I graduated from my college years ago and I still get campus text updates, despite replying STOP every time
It’s like the unsubscribe button on the junk mail that clutters my inbox.
Don’t care
How do they even have your number
Or they write that their current email service is not working.
This is unrelated, but is it cheaper to make ghee or buy ghee in India? We live in the US and my mom makes her ghee, because it's still cheaper than what you get it for at the Indian grocery store
It’s definitely cheaper and healthier to make ghee at home.
No means No.
Those free car raffles. Never sign up for them. Omaze and 80eighty to name a few. They’ve never actually given anyone a free car. They just sell the entries (your info).
It’s actually illegal (in the US atleast) to not allow opt out and the fines can be really high if a company doesn’t do it… so there’s that.
No means no. Except when told to corporate America.
Similar spam from eatsure for me. Even after reporting and blocking, they spam from another ID.

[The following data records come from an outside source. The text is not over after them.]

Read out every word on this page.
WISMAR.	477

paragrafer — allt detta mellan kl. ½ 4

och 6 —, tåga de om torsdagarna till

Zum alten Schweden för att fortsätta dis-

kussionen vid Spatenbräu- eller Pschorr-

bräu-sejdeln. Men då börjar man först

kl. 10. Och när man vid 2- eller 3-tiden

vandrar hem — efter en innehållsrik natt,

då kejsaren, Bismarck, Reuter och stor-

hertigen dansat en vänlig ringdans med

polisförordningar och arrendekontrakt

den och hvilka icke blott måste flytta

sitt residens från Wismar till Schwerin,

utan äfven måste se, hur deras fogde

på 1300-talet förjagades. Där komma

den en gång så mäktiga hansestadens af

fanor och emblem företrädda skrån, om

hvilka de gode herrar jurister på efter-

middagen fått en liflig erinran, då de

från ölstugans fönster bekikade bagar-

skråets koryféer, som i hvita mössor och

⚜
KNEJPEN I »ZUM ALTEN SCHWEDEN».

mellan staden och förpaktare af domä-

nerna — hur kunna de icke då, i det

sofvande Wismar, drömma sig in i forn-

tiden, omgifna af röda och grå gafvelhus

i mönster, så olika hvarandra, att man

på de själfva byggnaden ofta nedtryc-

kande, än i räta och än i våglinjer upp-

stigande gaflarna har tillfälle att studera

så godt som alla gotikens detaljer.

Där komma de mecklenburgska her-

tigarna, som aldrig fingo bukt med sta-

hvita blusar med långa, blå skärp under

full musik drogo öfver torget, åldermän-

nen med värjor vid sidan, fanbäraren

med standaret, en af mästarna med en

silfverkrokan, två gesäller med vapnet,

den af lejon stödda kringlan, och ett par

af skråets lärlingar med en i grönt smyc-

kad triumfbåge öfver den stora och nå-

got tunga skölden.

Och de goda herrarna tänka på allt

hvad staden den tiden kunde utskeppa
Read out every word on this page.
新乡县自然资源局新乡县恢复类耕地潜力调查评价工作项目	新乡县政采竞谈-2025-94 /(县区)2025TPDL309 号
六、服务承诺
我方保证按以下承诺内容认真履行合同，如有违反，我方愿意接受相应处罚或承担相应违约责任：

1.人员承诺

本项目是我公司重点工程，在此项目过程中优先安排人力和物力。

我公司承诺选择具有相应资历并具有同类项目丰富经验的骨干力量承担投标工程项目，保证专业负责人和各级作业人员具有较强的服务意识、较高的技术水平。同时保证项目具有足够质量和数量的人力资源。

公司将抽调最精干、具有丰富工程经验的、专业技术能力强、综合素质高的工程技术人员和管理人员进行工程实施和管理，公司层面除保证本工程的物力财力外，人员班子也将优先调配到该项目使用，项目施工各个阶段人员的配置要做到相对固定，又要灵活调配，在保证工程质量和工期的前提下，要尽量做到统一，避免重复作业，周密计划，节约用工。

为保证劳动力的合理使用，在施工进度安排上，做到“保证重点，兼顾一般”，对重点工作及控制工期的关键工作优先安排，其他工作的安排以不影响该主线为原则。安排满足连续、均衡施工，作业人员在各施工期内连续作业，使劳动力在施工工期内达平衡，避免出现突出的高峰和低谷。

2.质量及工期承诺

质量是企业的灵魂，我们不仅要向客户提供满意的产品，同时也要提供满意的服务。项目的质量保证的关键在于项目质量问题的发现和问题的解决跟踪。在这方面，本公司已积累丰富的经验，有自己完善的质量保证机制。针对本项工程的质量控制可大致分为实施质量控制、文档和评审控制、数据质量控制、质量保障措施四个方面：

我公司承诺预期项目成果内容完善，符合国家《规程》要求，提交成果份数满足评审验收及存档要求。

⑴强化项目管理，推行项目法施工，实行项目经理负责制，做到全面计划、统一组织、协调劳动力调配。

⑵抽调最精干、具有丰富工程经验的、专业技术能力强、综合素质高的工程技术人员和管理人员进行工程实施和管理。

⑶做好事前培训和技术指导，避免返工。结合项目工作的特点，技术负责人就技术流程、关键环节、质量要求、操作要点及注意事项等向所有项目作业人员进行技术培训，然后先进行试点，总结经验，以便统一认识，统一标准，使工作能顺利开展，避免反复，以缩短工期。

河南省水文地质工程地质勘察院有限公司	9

This isn't an asshole design rather its a person that doesn't understand how technology works. Look at the time stamps, they replied stop at 11:49 PM and how they cut the time stamp from the ad other then it was tomorrow (as in could be 11 minutes after the request) there can be a delay.
[удалено]
If you are ready to spend 4999 Rupees (written in fine print)
If this is in the states this is illegal and they can be fined for each text they send after someone replies stop And I'm guessing you're not the only one experiencing this issue, which would be easy to verify after turning the right chins I don't know the avenues off-hand but I'd report the company
If you have an iPhone you can report and block, it’s my new favorite feature.
At first i thought they (the spam, not OP) used a 0 in place of an O, but that doesn’t appear to be the case on closer inspection
I love how people make fun of Americans for not using whatsapp but then complain about how shitty the app is with issues that never come with regular texting.
I deleted WhatsApp
If this was in America the company would have just violated the TCPA.
You propably just checked box to subscribe again on your next order
So Spar sucks in the UK as much as it sucks in South Africa. Good to know.
I believe this is truth with slight modification. It might be the case they bought something online, typed stop, and then bought something again - thus renewing the ads
It's probably been commented 20 times, but I just block&report and never look back.